These minutes contain a summary of how Banco de la República’s technical team views the macroeconomic situation (Section 1), followed by a review of the key policy discussion points considered by the Board of Directors (Section 2).

 

A more detailed description of the macroeconomic situation, prepared by Banco de la República’s technical team, is provided in the data section of the June 2014 edition of the Inflation Report and in the statistical appendix. 

 

1. THE MACROECONOMIC CONTEXT 

 

 

The technical team underscores the following aspects with respect to the macroeconomic context:

 

  1. The new figures on global economic activity suggest Colombia’s trading partners could average somewhat less growth in 2014 than was estimated for the central forecast in the last quarterly report (2.5%). This would be due to the loss of momentum in the euro area and a more pronounced slowdown in China and some countries in the region. In contrast, the United States economy has performed a bit better than estimated.  Consequently, the recovery in the external demand for Colombian products is likely to be slower during the second half of the year than was predicted in previous reports.
  2. The Federal Reserve (Fed) is expected to end its financial asset buying program in October 2014.  The first benchmark interest rate hike by the Fed continues to be forecast for mid-2015, but with somewhat faster adjustments than those anticipated in recent months. Given this scenario, long-term interest rates on United States treasuries ceased to decline in recent weeks and were situated above the average observed in 2013.
  3. A number of countries in the region have seen their risk premiums increase in the last few weeks; nevertheless, they are still low and below the average for 2013. International oil prices declined, as did prices for some of the commodities exported by Colombia. Preliminary estimates indicate the deterioration in terms of trade could be more than was estimated in the last quarterly report.
  4. The value of exports in dollars recovered during July and exceeded the average for the first half of the year. The recovery was more pronounced in exports of mining and agricultural products. The value of total exports in dollars accumulated a reduction of 2.6% in the first seven months of the year (it was -4.5% in the first six months).
  5. Imports in dollars accelerated. In July, they posted the highest monthly value on record. The largest annual increase was in imports of capital goods, mainly due to aircraft purchases.
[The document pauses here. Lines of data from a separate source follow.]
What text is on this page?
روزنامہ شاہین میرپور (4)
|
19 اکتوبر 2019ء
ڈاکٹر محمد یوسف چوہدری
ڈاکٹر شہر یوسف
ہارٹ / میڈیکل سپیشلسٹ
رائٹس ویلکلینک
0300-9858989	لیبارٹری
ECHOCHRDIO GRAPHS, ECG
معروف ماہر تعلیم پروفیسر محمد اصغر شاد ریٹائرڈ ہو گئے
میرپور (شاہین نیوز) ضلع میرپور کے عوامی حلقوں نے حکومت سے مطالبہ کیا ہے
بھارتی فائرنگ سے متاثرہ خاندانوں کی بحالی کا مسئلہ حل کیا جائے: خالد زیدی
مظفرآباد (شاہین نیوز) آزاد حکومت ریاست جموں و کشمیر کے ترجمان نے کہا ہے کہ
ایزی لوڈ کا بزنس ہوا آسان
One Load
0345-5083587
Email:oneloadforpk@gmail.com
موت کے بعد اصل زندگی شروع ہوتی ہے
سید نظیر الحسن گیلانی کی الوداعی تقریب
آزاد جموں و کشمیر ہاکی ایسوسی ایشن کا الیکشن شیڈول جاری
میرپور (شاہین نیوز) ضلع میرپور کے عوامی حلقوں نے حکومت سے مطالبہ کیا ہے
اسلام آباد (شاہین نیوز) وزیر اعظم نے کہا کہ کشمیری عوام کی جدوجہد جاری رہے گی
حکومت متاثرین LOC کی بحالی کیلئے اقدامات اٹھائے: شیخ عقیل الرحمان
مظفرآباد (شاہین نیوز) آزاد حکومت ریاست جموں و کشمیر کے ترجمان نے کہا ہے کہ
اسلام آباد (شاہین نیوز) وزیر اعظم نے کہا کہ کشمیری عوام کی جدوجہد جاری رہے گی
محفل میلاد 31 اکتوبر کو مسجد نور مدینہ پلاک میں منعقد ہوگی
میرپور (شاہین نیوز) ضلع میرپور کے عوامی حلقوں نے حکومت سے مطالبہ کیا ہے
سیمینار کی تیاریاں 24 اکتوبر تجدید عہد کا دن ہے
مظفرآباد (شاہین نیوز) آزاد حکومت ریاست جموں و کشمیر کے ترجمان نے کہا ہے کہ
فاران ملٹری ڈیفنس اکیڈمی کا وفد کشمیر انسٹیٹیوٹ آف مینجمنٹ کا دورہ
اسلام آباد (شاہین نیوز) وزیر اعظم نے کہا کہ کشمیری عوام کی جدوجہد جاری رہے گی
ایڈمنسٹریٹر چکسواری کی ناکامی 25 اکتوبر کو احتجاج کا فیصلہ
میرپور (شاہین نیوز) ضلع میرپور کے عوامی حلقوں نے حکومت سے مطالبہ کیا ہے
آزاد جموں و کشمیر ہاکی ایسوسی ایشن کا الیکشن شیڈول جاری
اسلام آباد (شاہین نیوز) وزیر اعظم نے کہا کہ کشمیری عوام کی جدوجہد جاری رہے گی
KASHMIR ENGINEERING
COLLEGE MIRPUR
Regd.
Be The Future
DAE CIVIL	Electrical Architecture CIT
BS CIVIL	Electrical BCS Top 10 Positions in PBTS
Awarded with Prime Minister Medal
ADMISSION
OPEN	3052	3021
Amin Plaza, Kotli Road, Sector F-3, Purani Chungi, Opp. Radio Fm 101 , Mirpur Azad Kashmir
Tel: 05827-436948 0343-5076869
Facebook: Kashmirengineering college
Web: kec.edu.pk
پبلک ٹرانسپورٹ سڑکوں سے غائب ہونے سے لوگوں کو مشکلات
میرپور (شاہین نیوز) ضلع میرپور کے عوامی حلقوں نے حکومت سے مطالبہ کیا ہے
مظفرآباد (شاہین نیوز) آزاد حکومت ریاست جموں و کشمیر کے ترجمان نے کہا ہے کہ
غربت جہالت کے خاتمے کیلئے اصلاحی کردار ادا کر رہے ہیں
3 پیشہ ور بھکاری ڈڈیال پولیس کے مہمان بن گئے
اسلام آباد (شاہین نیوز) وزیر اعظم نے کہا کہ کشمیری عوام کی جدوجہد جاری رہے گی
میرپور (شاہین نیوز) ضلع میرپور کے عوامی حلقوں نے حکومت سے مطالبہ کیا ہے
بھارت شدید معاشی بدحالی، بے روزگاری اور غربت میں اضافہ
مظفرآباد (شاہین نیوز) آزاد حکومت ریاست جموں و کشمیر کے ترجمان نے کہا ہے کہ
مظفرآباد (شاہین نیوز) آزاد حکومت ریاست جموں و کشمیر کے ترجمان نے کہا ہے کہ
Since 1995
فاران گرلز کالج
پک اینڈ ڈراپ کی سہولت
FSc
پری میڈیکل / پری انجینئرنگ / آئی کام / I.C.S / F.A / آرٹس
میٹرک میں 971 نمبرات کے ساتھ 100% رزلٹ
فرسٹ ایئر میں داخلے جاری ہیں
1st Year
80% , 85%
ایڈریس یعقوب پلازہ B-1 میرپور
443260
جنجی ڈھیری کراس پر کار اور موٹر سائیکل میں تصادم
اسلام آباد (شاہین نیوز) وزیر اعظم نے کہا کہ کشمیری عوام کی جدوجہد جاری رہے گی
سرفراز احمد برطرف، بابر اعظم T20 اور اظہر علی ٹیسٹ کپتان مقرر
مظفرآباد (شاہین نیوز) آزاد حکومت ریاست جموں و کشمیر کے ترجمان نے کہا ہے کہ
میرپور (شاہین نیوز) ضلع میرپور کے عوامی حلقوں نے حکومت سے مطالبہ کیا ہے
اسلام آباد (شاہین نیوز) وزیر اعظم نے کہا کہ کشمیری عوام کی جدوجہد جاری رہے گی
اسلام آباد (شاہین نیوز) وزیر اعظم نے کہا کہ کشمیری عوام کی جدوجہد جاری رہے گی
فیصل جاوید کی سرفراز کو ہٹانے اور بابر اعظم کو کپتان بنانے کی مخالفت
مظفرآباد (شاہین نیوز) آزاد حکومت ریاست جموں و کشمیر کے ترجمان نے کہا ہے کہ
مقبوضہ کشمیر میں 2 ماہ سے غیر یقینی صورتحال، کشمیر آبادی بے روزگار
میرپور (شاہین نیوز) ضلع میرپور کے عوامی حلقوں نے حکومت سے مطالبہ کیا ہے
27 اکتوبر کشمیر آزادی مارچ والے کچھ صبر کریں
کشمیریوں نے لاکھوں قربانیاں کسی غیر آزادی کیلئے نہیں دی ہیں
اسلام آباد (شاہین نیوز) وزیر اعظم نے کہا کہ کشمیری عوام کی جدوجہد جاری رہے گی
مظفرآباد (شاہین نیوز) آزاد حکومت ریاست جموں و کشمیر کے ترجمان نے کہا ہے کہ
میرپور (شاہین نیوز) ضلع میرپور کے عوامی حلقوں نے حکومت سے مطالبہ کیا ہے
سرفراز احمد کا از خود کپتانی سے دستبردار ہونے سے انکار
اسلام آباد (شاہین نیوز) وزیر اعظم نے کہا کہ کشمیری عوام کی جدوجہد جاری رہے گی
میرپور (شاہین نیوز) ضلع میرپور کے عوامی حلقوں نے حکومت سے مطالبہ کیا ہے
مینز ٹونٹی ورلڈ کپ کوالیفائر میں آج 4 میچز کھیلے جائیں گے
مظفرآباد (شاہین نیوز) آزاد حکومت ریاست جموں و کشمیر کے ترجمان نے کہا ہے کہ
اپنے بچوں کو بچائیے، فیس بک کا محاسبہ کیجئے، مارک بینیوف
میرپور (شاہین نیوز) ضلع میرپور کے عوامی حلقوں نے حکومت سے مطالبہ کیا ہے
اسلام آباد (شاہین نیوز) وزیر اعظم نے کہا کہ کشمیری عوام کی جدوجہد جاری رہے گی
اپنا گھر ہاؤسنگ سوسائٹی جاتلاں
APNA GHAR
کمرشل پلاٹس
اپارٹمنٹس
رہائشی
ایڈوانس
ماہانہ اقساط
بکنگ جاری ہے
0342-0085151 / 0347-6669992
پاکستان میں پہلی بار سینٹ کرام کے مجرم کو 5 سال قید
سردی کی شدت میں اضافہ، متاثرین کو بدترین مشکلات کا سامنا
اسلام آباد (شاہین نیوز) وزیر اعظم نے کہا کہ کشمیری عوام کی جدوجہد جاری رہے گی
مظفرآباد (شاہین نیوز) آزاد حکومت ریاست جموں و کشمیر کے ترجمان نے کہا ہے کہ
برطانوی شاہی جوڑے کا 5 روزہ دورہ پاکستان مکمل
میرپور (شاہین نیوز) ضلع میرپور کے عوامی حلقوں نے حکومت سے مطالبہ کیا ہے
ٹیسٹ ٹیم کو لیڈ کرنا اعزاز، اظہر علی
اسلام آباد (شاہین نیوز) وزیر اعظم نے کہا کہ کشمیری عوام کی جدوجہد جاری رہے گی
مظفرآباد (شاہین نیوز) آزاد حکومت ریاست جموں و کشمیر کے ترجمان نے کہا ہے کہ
Imports of consumer and intermediate goods also registered considerable growth.  Total imports rose 8.1% in the amount accumulated between January and July; this is two percentage points more than during the first half of the year.
  6. The aforementioned trends in foreign trade increased the likelihood of a negative trade balance throughout 2014 and a larger current account deficit than in 2013.  The supply shock caused by temporary closure of the Cartagena refinery explains part of the increase in this deficit.
  7. In the domestic context, economic growth during the second quarter of 2014 (4.3%) was in line with the forecasts. Domestic demand and its main components (consumption and investment) lost some momentum, but continued to register higher increases than those in total GDP. Exports dropped and imports slowed. On the supply side, the most dynamic economic sector was civil works, followed by financial, real estate and business services, and social, community and personal services. In addition to mining, the other sector that declined was industry, partly because of temporary closure of the Cartagena refinery.
  8. For the third quarter, the new figures on economic activity suggest growth during this period could be somewhat higher than in the second quarter. This is apparent in the performance of retail sales, industrial production, building permits and cement production up to July, and in the figures for coffee and energy demand up to August. However, oil production continued to contract in July-August.
  9. The increase in bank loans in domestic currency continued to trend downward in August and during the course of September to date. This slowdown is explained by the reduced momentum in commercial loans and, to a lesser extent, in home mortgages. Consumer loans continued to grow at a stable pace. The annual increase in all types of lending was higher than nominal GDP growth estimated for the current year.
  10. The pass-through of benchmark interest rate hikes to interest rates on loans deteriorated in August. Some indicators suggest this is due to a larger supply of credit. In real terms, all interest rates on loans (except credit cards) are below the average calculated since 2000.
  11. Given all of the above, the technical team continues to forecast growth between 4.2% and 5.8% in 2014, with 5% being the most likely rate. This last figure implies somewhat less of an increase in GDP during the second half of the year than in the first six months.  
  12. Annual inflation rose in August and was 3.02%, which is consistent with the technical team’s estimate. Larger adjustments in prices for food, regulated items and non-tradables excluding food and regulated items explained this behavior.  The average of the various measurements of core inflation began to converge towards the target, once again,  and was 2.7%  
  13. Analysts’ expectations for inflation one year ahead and the expectations derived from government bonds at two, three and five years, remain near or slightly above the long-term target (3%).

 

In short, aggregate demand continues to exhibit strong growth in a context of nearly full use of productive capacity. At the same time, inflation expectations remain at around 3%. This is occurring in an environment where terms of trade are deteriorating and there is added uncertainty about the recovery in global economic activity and the cost of external financing.  These factors can influence aggregate demand, as well as the exchange rate.

 

2. DISCUSSION AND POLICY OPTIONS 

 

The Board of Directors decided, by a majority vote, to keep the benchmark interest rate at 4.5%.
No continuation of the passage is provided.